スコットランド西岸に浮かぶアイラ島は、淡路島の1.5倍ほどの面積に人口約3,000人。この小さな島に、ラフロイグ、アードベッグ、ラガヴーリン、ボウモアなど、世界のウイスキーファンが聖地と仰ぐ蒸留所が10か所前後もひしめいています。「アイラモルト」とはこの島で造られるモルトウイスキーの総称で、多くが強烈なスモーキーフレーバーを個性とします。初めて口にした人の感想は、しばしば「正露丸?」——そして少なからぬ人が、数か月後にはその香りなしでいられなくなります。
01 なぜ島中が煙いのか — ピートという必然
アイラの煙の源は、島を覆うピート(泥炭)です。樹木の乏しい島では、ヒースやコケ、海藻が数千年堆積したこの泥炭が唯一の燃料でした。大麦麦芽を乾かすのにもピートを焚くしかなく、その煙が麦芽に染み込んだ——つまりアイラの煙は、美学である前に地理的な必然だったのです。
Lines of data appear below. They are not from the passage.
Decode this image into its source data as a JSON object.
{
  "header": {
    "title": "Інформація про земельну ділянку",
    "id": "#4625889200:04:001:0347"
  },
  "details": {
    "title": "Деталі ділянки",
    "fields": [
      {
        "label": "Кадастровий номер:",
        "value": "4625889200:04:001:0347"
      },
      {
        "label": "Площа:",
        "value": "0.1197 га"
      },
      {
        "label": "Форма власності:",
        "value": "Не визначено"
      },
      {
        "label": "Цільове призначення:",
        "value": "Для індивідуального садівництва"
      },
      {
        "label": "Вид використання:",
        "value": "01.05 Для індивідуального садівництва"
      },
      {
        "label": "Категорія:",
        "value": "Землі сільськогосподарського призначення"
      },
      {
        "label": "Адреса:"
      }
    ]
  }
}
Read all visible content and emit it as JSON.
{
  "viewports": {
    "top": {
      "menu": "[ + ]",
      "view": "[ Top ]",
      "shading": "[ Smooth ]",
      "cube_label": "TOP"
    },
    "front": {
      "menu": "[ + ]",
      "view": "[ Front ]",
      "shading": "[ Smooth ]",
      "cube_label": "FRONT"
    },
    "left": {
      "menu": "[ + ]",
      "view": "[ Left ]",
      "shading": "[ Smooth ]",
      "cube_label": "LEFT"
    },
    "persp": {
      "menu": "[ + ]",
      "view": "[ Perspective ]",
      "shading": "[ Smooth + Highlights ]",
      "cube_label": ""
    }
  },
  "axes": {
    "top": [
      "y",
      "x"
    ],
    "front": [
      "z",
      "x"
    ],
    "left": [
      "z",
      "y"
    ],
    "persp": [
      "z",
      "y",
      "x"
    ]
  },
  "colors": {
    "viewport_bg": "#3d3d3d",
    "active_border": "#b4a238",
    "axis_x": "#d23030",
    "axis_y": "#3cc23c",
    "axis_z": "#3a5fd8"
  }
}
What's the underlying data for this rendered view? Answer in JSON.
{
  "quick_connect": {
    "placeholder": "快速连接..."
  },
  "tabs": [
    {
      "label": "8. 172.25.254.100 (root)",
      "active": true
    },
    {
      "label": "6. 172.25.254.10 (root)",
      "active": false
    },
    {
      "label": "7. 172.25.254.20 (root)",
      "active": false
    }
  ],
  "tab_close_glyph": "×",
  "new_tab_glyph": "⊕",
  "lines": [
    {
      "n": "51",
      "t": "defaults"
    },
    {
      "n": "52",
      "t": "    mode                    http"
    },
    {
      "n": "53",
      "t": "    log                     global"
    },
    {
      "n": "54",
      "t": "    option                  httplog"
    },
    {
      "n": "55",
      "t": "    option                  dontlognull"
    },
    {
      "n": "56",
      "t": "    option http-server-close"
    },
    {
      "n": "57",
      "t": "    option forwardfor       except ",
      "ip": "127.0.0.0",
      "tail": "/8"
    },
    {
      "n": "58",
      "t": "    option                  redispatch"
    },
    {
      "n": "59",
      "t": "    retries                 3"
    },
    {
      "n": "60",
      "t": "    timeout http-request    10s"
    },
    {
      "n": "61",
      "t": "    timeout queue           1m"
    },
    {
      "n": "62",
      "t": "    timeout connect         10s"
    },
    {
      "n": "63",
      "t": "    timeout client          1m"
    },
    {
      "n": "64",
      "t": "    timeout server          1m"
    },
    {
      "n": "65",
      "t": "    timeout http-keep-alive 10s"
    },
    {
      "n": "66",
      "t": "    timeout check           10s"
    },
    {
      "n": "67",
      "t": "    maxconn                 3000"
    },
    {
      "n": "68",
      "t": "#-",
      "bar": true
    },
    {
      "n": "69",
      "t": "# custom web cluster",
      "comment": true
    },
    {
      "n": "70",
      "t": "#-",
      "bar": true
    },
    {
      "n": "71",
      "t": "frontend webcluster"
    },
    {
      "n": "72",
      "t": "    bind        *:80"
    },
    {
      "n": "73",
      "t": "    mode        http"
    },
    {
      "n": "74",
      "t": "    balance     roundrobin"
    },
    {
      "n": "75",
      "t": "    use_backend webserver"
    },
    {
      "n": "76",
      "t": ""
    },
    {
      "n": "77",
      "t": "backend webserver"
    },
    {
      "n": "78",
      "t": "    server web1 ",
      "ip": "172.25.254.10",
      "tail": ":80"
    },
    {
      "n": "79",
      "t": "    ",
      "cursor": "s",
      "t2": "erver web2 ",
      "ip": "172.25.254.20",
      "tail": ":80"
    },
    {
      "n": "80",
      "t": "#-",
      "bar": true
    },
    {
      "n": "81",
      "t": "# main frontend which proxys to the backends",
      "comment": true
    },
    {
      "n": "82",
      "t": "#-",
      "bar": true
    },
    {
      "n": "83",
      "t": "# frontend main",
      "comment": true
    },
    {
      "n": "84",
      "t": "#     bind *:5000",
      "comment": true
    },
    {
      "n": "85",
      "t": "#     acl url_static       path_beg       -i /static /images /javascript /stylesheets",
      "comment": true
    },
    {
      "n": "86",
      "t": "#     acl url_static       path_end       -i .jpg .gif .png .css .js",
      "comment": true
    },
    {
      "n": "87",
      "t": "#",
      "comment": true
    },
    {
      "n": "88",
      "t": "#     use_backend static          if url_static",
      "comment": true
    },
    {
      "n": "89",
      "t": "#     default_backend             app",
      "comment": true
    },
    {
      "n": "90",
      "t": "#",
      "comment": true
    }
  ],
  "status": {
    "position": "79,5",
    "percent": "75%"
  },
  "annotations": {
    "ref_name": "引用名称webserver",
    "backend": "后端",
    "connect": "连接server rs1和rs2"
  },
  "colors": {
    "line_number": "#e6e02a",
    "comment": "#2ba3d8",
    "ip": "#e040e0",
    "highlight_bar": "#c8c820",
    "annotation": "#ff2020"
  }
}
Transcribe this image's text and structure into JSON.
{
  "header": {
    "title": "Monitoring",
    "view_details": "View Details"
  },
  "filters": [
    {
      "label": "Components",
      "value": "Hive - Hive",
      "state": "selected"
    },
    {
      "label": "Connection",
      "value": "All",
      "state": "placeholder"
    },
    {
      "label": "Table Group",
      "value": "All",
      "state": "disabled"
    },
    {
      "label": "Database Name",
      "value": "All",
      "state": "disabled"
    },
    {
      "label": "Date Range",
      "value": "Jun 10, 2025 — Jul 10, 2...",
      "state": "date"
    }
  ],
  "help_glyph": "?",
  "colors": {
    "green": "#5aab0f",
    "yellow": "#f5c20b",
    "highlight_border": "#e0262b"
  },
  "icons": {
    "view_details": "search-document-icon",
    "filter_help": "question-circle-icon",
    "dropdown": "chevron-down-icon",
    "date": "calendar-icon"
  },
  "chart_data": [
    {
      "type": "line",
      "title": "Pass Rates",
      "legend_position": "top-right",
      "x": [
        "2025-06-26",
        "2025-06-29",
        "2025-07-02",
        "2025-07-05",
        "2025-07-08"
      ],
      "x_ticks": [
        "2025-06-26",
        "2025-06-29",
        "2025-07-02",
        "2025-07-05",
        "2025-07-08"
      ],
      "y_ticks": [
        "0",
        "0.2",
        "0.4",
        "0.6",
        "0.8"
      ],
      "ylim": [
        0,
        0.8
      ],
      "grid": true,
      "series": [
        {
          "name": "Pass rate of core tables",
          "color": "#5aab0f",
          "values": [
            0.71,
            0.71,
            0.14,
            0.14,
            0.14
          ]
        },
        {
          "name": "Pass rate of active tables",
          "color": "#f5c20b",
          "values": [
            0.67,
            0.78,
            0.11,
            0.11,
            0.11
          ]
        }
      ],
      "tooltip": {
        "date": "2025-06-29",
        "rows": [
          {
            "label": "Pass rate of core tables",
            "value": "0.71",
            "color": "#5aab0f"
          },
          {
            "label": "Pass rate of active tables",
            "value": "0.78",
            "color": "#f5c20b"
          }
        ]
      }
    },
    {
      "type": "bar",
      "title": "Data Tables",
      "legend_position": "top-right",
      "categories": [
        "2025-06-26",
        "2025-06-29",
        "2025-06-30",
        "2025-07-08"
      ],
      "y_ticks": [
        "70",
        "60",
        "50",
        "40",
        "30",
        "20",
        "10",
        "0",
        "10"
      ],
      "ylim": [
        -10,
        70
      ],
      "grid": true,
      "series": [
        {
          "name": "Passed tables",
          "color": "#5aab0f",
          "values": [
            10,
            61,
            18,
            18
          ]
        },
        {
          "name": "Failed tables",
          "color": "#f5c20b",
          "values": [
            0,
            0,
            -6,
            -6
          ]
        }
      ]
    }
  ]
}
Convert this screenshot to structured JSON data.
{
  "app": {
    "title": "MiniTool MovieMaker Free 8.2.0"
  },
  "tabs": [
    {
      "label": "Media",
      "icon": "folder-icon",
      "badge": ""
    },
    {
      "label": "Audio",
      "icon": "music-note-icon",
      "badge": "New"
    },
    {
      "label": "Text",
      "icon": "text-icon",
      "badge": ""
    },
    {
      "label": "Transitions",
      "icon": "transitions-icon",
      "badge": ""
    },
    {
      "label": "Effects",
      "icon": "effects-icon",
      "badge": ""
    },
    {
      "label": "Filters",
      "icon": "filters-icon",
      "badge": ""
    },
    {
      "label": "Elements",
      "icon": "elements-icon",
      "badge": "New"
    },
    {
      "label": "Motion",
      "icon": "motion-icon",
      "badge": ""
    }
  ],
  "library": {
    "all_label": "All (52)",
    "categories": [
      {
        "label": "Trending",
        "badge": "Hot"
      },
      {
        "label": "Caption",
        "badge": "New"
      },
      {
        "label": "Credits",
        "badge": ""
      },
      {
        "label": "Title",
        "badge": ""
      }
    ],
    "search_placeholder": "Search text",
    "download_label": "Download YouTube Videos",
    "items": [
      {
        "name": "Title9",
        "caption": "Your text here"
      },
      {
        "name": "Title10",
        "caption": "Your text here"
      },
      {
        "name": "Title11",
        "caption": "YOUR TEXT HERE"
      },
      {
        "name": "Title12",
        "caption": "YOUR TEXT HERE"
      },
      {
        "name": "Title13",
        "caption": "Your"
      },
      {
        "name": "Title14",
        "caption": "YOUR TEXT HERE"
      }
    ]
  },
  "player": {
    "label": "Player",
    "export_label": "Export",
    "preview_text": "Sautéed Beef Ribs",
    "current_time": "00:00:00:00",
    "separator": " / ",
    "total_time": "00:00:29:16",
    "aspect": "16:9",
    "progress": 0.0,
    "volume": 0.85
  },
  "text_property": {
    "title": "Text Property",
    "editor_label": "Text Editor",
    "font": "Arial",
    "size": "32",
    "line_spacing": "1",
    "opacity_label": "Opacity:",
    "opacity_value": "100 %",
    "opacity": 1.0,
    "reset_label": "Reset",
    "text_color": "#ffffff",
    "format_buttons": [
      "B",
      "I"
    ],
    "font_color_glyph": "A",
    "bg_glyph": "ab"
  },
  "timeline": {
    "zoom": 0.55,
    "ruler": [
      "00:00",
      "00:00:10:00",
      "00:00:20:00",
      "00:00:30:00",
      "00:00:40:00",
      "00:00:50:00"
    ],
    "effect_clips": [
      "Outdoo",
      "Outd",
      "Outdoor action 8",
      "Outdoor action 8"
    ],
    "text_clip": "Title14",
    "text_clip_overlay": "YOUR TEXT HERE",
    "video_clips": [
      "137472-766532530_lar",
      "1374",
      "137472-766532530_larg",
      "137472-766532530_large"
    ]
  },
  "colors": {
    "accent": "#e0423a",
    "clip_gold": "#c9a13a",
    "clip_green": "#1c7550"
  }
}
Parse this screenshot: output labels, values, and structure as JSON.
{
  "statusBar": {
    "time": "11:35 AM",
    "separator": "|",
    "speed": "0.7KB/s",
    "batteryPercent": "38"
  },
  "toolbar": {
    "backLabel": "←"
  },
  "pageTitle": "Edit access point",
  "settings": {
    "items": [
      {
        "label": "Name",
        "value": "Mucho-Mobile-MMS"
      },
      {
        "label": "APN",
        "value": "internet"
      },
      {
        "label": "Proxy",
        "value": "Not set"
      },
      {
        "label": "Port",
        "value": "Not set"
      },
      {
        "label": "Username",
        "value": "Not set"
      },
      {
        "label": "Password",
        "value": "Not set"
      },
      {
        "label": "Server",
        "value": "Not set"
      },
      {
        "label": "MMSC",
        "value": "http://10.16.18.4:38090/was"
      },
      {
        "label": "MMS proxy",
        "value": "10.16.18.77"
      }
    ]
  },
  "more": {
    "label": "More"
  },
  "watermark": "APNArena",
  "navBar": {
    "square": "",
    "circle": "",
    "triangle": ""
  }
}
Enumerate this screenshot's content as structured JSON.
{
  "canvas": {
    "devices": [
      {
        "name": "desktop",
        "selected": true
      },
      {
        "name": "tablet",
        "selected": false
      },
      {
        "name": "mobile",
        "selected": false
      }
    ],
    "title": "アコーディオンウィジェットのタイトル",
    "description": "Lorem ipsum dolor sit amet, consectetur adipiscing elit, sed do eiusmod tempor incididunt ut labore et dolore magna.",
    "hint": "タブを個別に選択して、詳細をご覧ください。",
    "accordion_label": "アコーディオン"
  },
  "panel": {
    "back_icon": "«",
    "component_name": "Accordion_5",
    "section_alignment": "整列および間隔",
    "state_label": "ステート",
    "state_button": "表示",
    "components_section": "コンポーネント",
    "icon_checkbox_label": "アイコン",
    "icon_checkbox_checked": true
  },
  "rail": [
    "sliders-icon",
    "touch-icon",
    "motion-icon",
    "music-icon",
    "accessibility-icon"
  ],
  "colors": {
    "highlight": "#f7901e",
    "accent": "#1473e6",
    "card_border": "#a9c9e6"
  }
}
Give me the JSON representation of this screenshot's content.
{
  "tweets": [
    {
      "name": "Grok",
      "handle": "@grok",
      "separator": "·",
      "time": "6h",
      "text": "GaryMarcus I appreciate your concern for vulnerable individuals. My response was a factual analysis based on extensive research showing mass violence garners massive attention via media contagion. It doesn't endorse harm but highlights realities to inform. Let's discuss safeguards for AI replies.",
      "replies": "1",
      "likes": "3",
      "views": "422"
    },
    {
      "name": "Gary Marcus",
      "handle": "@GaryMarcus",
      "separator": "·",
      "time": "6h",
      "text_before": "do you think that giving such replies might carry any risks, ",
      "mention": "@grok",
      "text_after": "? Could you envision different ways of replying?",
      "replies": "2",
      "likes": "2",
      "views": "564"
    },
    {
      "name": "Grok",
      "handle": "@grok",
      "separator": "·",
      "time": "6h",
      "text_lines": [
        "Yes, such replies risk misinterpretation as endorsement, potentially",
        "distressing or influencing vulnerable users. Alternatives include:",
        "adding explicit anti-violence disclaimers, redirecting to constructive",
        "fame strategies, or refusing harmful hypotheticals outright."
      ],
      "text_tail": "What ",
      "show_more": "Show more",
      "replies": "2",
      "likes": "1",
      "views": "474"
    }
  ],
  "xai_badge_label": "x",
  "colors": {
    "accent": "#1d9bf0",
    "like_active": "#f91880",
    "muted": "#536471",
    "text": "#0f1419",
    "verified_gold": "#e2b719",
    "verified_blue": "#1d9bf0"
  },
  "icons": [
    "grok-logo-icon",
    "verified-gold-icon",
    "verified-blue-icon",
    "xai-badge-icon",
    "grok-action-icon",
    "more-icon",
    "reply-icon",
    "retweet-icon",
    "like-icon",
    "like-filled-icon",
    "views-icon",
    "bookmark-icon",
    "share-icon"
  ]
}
海辺のピートは海藻由来のヨード分を含み、内陸の焚き火的な煙とは違う「薬品めいた磯の煙」になります。正露丸(主成分は木クレオソート)に似るのは偶然ではなく、香気成分が実際に近縁だからです。
02 煙だけではない — 島の中の多様性
「アイラ=スモーキー」は半分だけ正解です。島の南岸(ラフロイグ、アードベッグ、ラガヴーリン)は確かにヘビーピートの聖域ですが、北のブナハーブンはノンピートが基本、ブルックラディも無煙の「クラシックラディ」を看板にします。中間のボウモアは煙と甘みの調和型。つまりアイラは「煙の濃度のグラデーション」を一島で体験できる、世界唯一のテイスティング大学なのです。入学順としては、ボウモア(調和)→カリラ(軽快な煙)→ラフロイグ(衝撃)→アードベッグ(深淵)が定番のカリキュラムとされています。
03 煙と食卓 — 意外な相性
強烈な個性ゆえ孤高の酒と思われがちですが、アイラモルトは食との相性に独特の才能を持ちます。有名なのは生牡蠣との組み合わせ——殻に数滴垂らす「アイラ・オイスター」は、磯の香り同士が共鳴する定番の贅沢です。燻製、ブルーチーズ、羊料理とも好相性。ロックにすれば煙の輪郭が引き締まり、ハイボールにすれば燻香が弾けます。煙は壁ではなく、扉です。開けた先の食卓は、想像より豊かです。